The lure of money was proving irresistible to Jasper White. He glanced at the cafe and then over his shoulder toward the river. “Well,” he said, “I don’t see nothing wrong with us walking down to the pens and seeing if Mister Caster ain’t handy.”
“Let’s go,” Longarm said. “Ain’t me holding us UP.”
Still Jasper hesitated. He looked down at the money in his hand, slowly folded it, and slipped it into his pocket. “When was you thinkin’ ‘bout payin’ me that other sixty?”
Longarm gave him an impatient look and jerked out his roll. He peeled off four tens and a twenty. “Hell,” he said. “How about right now? One of us has got to start trusting the other. I guess it might as well be me.”
“What if Mister Caster ain’t there?”
Longarm took White by the shoulder and turned him toward the river and the holding pens. “Then you’ll make me acquainted with the gent at some other time. Hell, Jasper, quit acting like you ain’t already done this a hundred times before.”
Jasper White looked at him. “You been talkin’ to folks about me.”

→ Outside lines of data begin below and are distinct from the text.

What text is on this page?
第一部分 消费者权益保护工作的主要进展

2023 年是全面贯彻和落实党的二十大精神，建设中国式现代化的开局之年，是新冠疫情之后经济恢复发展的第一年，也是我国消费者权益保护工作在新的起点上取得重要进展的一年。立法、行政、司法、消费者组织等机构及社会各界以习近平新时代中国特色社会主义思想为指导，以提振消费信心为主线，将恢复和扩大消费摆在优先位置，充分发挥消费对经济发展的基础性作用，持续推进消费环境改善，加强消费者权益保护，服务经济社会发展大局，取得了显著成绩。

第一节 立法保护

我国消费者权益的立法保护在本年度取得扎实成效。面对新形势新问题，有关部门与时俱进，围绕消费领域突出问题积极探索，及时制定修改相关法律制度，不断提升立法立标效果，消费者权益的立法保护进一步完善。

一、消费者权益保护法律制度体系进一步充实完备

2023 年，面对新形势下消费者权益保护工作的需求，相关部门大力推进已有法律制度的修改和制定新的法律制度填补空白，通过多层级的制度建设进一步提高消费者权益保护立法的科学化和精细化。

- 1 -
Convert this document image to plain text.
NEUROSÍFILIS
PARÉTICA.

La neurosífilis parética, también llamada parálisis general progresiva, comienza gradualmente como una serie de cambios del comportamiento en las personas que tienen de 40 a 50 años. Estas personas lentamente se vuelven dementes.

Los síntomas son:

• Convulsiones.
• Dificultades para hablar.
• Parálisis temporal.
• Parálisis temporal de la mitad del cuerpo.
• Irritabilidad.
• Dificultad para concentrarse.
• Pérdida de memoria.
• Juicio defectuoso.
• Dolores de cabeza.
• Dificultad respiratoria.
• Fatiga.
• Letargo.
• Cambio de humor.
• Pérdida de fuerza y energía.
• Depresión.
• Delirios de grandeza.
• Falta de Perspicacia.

Longarm shook his head. “No, I’ve been talking to you about you. That’s been enough.”
Chapter 5
They stood in front of the whitewashed lumber-and-adobe building. A sign hung from the porch announcing the place as the offices of the United States Customs and Tariff Service. The building, about the size of a small house, wasn’t near as grand as its title. Off to their left stretched the holding pens, crowded with cattle. Longarm could see half a dozen hired hands working in among the steers, feeding, watering, haying, moving the steers, slapping paint on some. Not too far from where he and White stood was a slim man in a brown uniform. “Which one is that?” Longarm asked.